I don’t owe him honesty, but the way he asks—no pity, no fix-it swagger—makes the truth easier than a deflection.
“The worst? Our lease is up next summer, and the landlord can get more rent from a developer who wants pickleball courts. So, I’m trying to raise a down payment to buy the building before he sells it out from under us.
Also, the tutoring grant we used for math fellows was cut.
And the HVAC died on Monday and came back to life like Lazarus on Tuesday, so I’m praying it keeps believing in miracles. ”
He whistles low and falls quiet for a moment.
“Pickleball,” he finally says with the gravity of a diagnosis. “Brutal.”
A laugh escapes me before I can stop it. It’s small and disloyal to my principles. It’s also human. “You asked.”
“I did.” He nods.
For a moment, the gym narrows to the two of us and the unglamorous music of community: sneakers squeaking, pencils scraping, the clatter of plastic cups by the water cooler. His grin softens into something like attentiveness. It’s dangerous, that look. It says he’s capable of more than chaos.
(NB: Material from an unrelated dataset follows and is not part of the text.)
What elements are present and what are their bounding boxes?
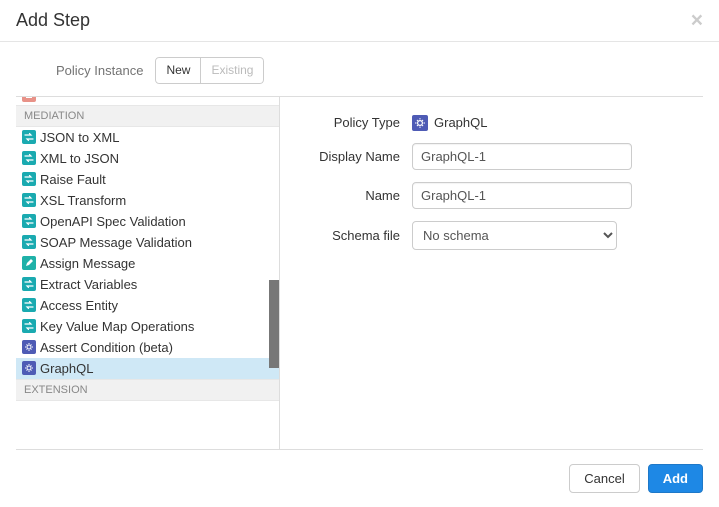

“Hey, CJ!” Malik calls from the free-throw line. “You in or you scared?”
CJ straightens. The grin flips back on like a stadium light. He cups his hands around his mouth. “I fear nothing but bees, tax season, and your left hook, Mal. Give me that ball.”
He joins them. I go back to the office where Bea is pecking at the keyboard like a suspicious chicken.
“You don’t have to write ‘Dear Ms. Tran’ four times,” I say gently, pointing. “One salutation is plenty. Then your paragraph, then your conclusion.”
“I’m adding more conclusion,” Bea informs me, a focused furrow between her eyebrows.
“Of course you are.”
When I step into the hallway again, Jada is leaning against the doorjamb with two paper cups of coffee and a look on her face that says I’m about to have to be a person, not a director.
“So,” she says, offering me one, “our team-ordered helper is… something.”
“He’s a lot,” I say, accepting the cup. “But the kids like him.”
“The kids like cotton candy, too. Doesn’t mean it’s nutritious.”
“Fair.” I blow on my coffee. “We’ll see if he shows up tomorrow. Consistency is nutrition.”
Jada hums. “And you’re good?”
I know what she’s asking. Not, “Are you good at your job?” We both know the answer to that. She means, “Are you okay with a hurricane in a hat blowing through your routines? Are you steady enough to make space for someone who upends your rules?”
“I’m good,” I say. “I don’t have time not to be.”